SAN DIEGO -- An enlisted sailor has been charged in the Navy bribery case in which two officers have already been charged with helping a Singapore businessman secure lucrative contracts to service Navy ships in the Asia-Pacific region.

Petty Officer 1st Class Dan Layug, 27, was arrested Wednesday in San Diego and appeared Thursday before federal Magistrate Judge Karen Crawford, who set bail at $100,000 and required Layug to wear a GPS monitor.

The two officers, Cmdrs. Michael Vannak Khem Misiewicz, 46, and Jose Luis Sanchez, 41, have pleaded not guilty. The two are accused of receiving money, first-class travel arrangements, entertainment tickets and the service of prostitutes.
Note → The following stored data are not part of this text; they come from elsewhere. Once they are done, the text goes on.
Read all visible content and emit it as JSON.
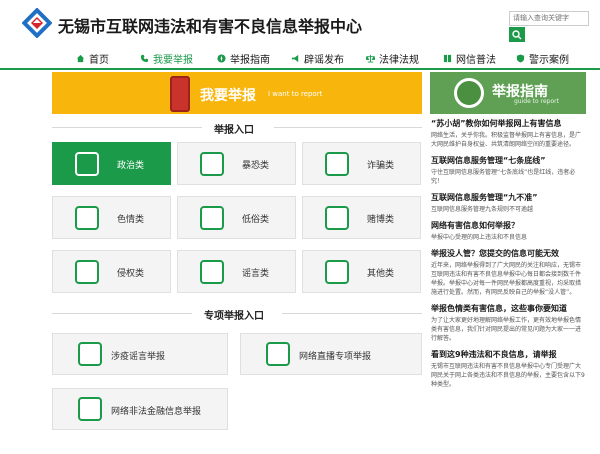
{
  "header": {
    "site_title": "无锡市互联网违法和有害不良信息举报中心",
    "search_placeholder": "请输入查询关键字"
  },
  "nav": [
    {
      "label": "首页",
      "icon": "home-icon"
    },
    {
      "label": "我要举报",
      "icon": "phone-icon",
      "active": true
    },
    {
      "label": "举报指南",
      "icon": "compass-icon"
    },
    {
      "label": "辟谣发布",
      "icon": "megaphone-icon"
    },
    {
      "label": "法律法规",
      "icon": "scales-icon"
    },
    {
      "label": "网信普法",
      "icon": "book-icon"
    },
    {
      "label": "警示案例",
      "icon": "shield-icon"
    }
  ],
  "report_banner": {
    "title": "我要举报",
    "subtitle": "I want to report"
  },
  "guide_banner": {
    "title": "举报指南",
    "subtitle": "guide to report"
  },
  "report_entry": {
    "title": "举报入口",
    "tiles": [
      {
        "label": "政治类",
        "icon": "politics-icon",
        "active": true
      },
      {
        "label": "暴恐类",
        "icon": "bomb-icon"
      },
      {
        "label": "诈骗类",
        "icon": "fraud-icon"
      },
      {
        "label": "色情类",
        "icon": "pornography-icon"
      },
      {
        "label": "低俗类",
        "icon": "vulgar-icon"
      },
      {
        "label": "赌博类",
        "icon": "gambling-icon"
      },
      {
        "label": "侵权类",
        "icon": "infringement-icon"
      },
      {
        "label": "谣言类",
        "icon": "rumor-icon"
      },
      {
        "label": "其他类",
        "icon": "other-icon"
      }
    ]
  },
  "special_entry": {
    "title": "专项举报入口",
    "tiles": [
      {
        "label": "涉疫谣言举报",
        "icon": "epidemic-shield-icon"
      },
      {
        "label": "网络直播专项举报",
        "icon": "livestream-icon"
      },
      {
        "label": "网络非法金融信息举报",
        "icon": "finance-prohibited-icon"
      }
    ]
  },
  "guide_items": [
    {
      "title": "“苏小胡”教你如何举报网上有害信息",
      "desc": "网络生活，关乎你我。积极监督举报网上有害信息，是广大网民维护自身权益、共筑清朗网络空间的重要途径。"
    },
    {
      "title": "互联网信息服务管理“七条底线”",
      "desc": "守住互联网信息服务管理“七条底线”也是红线，违者必究！"
    },
    {
      "title": "互联网信息服务管理“九不准”",
      "desc": "互联网信息服务管理九条规则不可逾越"
    },
    {
      "title": "网络有害信息如何举报？",
      "desc": "举报中心受理的网上违法和不良信息"
    },
    {
      "title": "举报没人管？您提交的信息可能无效",
      "desc": "近年来，网络举报得到了广大网民的关注和响应，无锡市互联网违法和有害不良信息举报中心每日都会接到数千件举报。举报中心对每一件网民举报都高度重视，均采取措施进行处置。然而，有网民反映自己的举报“没人管”。"
    },
    {
      "title": "举报色情类有害信息，这些事你要知道",
      "desc": "为了让大家更好地理解网络举报工作，更有效地举报色情类有害信息，我们针对网民提出的常见问题为大家一一进行解答。"
    },
    {
      "title": "看到这9种违法和不良信息，请举报",
      "desc": "无锡市互联网违法和有害不良信息举报中心专门受理广大网民关于网上各类违法和不良信息的举报，主要包含以下9种类型。"
    }
  ],
  "colors": {
    "brand_green": "#1b9a4a",
    "banner_yellow": "#f8b60d",
    "guide_green": "#5fa055",
    "logo_red": "#d6262b",
    "logo_blue": "#1f6fc4"
  }
}
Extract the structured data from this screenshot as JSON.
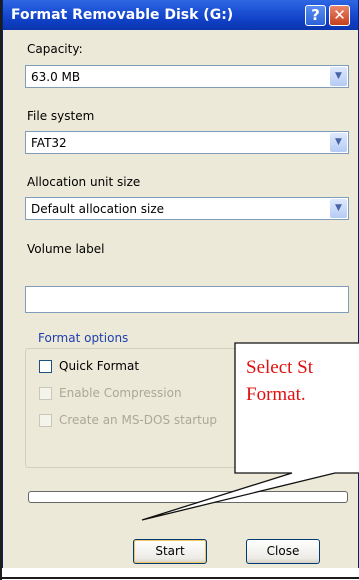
{
  "window": {
    "title": "Format Removable Disk (G:)",
    "help_glyph": "?",
    "close_glyph": "✕"
  },
  "capacity": {
    "label": "Capacity:",
    "value": "63.0 MB"
  },
  "file_system": {
    "label": "File system",
    "value": "FAT32"
  },
  "allocation": {
    "label": "Allocation unit size",
    "value": "Default allocation size"
  },
  "volume": {
    "label": "Volume label",
    "value": ""
  },
  "format_options": {
    "title": "Format options",
    "quick": "Quick Format",
    "compression": "Enable Compression",
    "msdos": "Create an MS-DOS startup"
  },
  "progress": {
    "fraction": 0
  },
  "buttons": {
    "start": "Start",
    "close": "Close"
  },
  "callout": {
    "line1": "Select St",
    "line2": "Format."
  },
  "icons": {
    "dropdown": "▼"
  },
  "colors": {
    "callout_text": "#e01010",
    "title_bar": "#1d52d6",
    "dialog_bg": "#ece9d8"
  }
}
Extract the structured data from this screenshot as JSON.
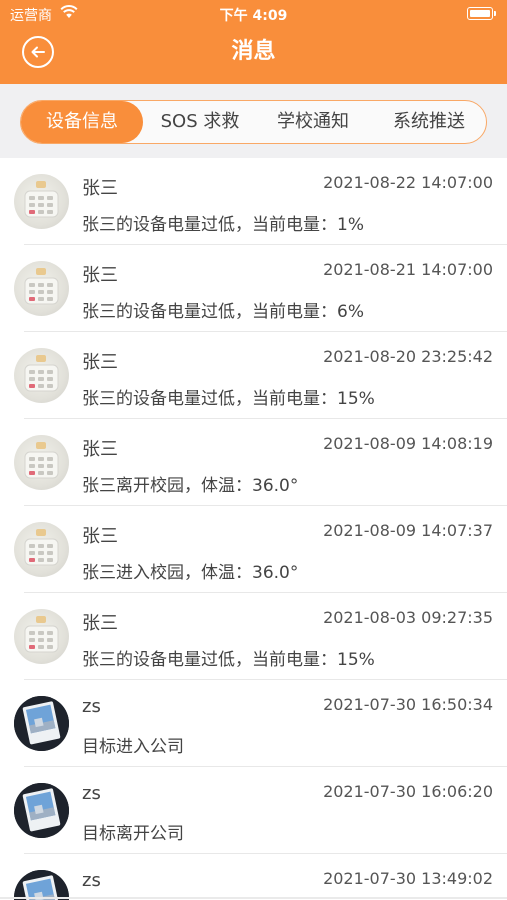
{
  "status_bar": {
    "carrier": "运营商",
    "time": "下午 4:09"
  },
  "header": {
    "title": "消息"
  },
  "tabs": [
    {
      "label": "设备信息",
      "active": true
    },
    {
      "label": "SOS 求救",
      "active": false
    },
    {
      "label": "学校通知",
      "active": false
    },
    {
      "label": "系统推送",
      "active": false
    }
  ],
  "messages": [
    {
      "name": "张三",
      "time": "2021-08-22 14:07:00",
      "text": "张三的设备电量过低，当前电量：1%",
      "avatar": "device-avatar"
    },
    {
      "name": "张三",
      "time": "2021-08-21 14:07:00",
      "text": "张三的设备电量过低，当前电量：6%",
      "avatar": "device-avatar"
    },
    {
      "name": "张三",
      "time": "2021-08-20 23:25:42",
      "text": "张三的设备电量过低，当前电量：15%",
      "avatar": "device-avatar"
    },
    {
      "name": "张三",
      "time": "2021-08-09 14:08:19",
      "text": "张三离开校园，体温：36.0°",
      "avatar": "device-avatar"
    },
    {
      "name": "张三",
      "time": "2021-08-09 14:07:37",
      "text": "张三进入校园，体温：36.0°",
      "avatar": "device-avatar"
    },
    {
      "name": "张三",
      "time": "2021-08-03 09:27:35",
      "text": "张三的设备电量过低，当前电量：15%",
      "avatar": "device-avatar"
    },
    {
      "name": "zs",
      "time": "2021-07-30 16:50:34",
      "text": "目标进入公司",
      "avatar": "photo-avatar"
    },
    {
      "name": "zs",
      "time": "2021-07-30 16:06:20",
      "text": "目标离开公司",
      "avatar": "photo-avatar"
    },
    {
      "name": "zs",
      "time": "2021-07-30 13:49:02",
      "text": "",
      "avatar": "photo-avatar"
    }
  ],
  "colors": {
    "accent": "#f98e3b",
    "background": "#f0f0f2"
  }
}
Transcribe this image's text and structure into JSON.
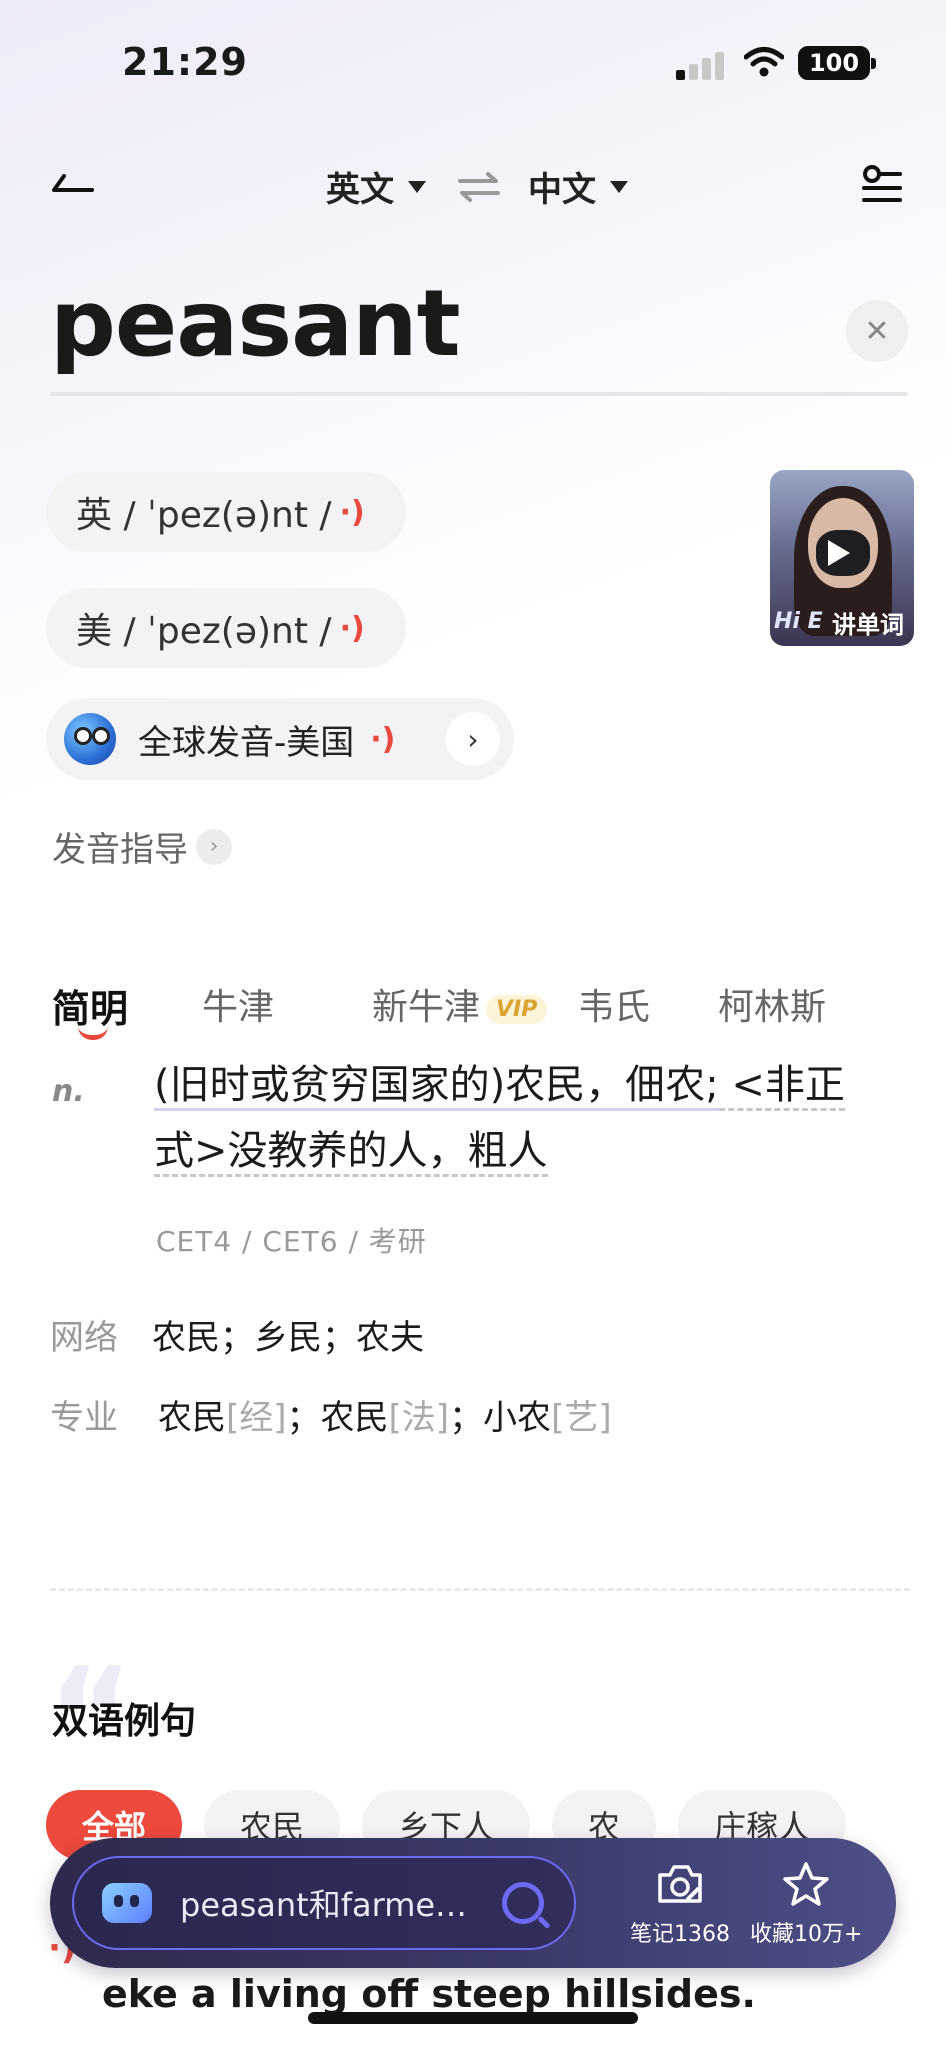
{
  "status": {
    "time": "21:29",
    "battery": "100"
  },
  "header": {
    "source_lang": "英文",
    "target_lang": "中文"
  },
  "word": "peasant",
  "pronunciations": [
    {
      "text": "英 / ˈpez(ə)nt /"
    },
    {
      "text": "美 / ˈpez(ə)nt /"
    }
  ],
  "global_pron": "全球发音-美国",
  "video_label": "讲单词",
  "video_badge": "Hi E",
  "guide": "发音指导",
  "tabs": [
    "简明",
    "牛津",
    "新牛津",
    "韦氏",
    "柯林斯"
  ],
  "vip": "VIP",
  "definition": {
    "pos": "n.",
    "part1": "(旧时或贫穷国家的)农民，佃农;",
    "part2": " <非正",
    "part3": "式>没教养的人，粗人",
    "exams": "CET4 / CET6 / 考研"
  },
  "web": {
    "label": "网络",
    "text": "农民；乡民；农夫"
  },
  "pro": {
    "label": "专业",
    "items": [
      {
        "word": "农民",
        "tag": "[经]"
      },
      {
        "word": "；农民",
        "tag": "[法]"
      },
      {
        "word": "；小农",
        "tag": "[艺]"
      }
    ]
  },
  "examples": {
    "title": "双语例句",
    "chips": [
      "全部",
      "农民",
      "乡下人",
      "农",
      "庄稼人"
    ],
    "sentence": "eke a living off steep hillsides."
  },
  "bottom_bar": {
    "search": "peasant和farme…",
    "notes": "笔记1368",
    "favorites": "收藏10万+"
  }
}
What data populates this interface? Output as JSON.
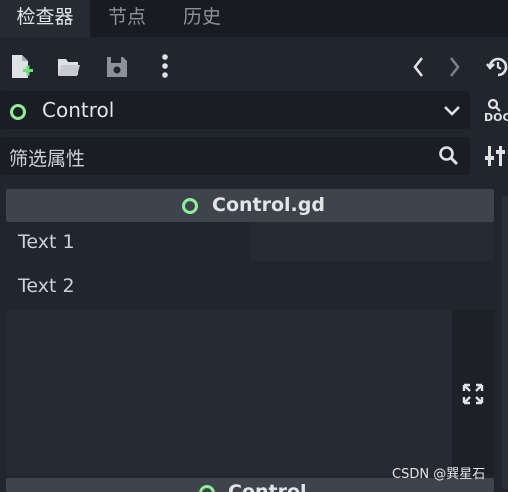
{
  "tabs": [
    {
      "label": "检查器",
      "active": true
    },
    {
      "label": "节点",
      "active": false
    },
    {
      "label": "历史",
      "active": false
    }
  ],
  "toolbar": {
    "icons": [
      "new-resource-icon",
      "open-folder-icon",
      "save-icon",
      "more-vert-icon",
      "back-icon",
      "forward-icon",
      "history-icon"
    ]
  },
  "object_selector": {
    "value": "Control",
    "icon": "circle-node-icon",
    "accent_color": "#8eef97"
  },
  "doc_button": {
    "label": "DOC"
  },
  "filter": {
    "placeholder": "筛选属性"
  },
  "script_section": {
    "title": "Control.gd"
  },
  "properties": [
    {
      "label": "Text 1",
      "value": ""
    },
    {
      "label": "Text 2",
      "value": ""
    }
  ],
  "bottom_section": {
    "title": "Control"
  },
  "watermark": "CSDN @巽星石"
}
Like Layug, the officers were stationed in Japan and were privy to inside  information about the movement of ships. Layug received cash, travel, consumer electronics and an "allowance" of $1,000 a month, according to prosecutors.

Together, Layug and the two officers are charged with leaking information to Leonard Glenn Francis, 49, owner of Glenn Defense Marine Asia. Navy ships were redirected to ports where Francis' firm could supply them with a variety of services.

Francis has pleaded not guilty.

Two persons have pleaded guilty: Alex Wisidagama, 40, Francis' cousin and a former executive of Glenn Defense Marine Asia; and John Bertrand Beliveau, 44, a onetime senior agent with the Naval Criminal  Investigative Service. Neither has been sentenced.

There are no allegations that the officers, the enlisted sailor, or the NCIS agent knew the bills submitted by Francis' firm were padded or in some cases listed services that were not provided, prosecutors said.

In emails to Wisidagama, Layug said he wanted a camera, an Ipad mini and two cellphones, according to prosecutors. Later he allegedly sent an email to Wisidagama thanking him for a camera: "The camera is awesome bro! Thanks a lot! Been a while since i had a new gadget!"

The bribery scheme led to the U.S. into overpaying more than  $20 million for supplies and services, prosecutors said.

Among the ships that were rerouted at Francis' request were two carriers and  the 7th Fleet command ship Blue Ridge, according to prosecutors.

For more than two decades, Francis' firm supplied water, fuel, food,  garbage and waste removal, tugboats, fenders and other items for Navy ships.  Amid the scandal, the Navy has canceled all contracts with the firm.

In 2010, Navy officials became suspicious that some of the bills submitted by  Francis' firm from Thailand were padded.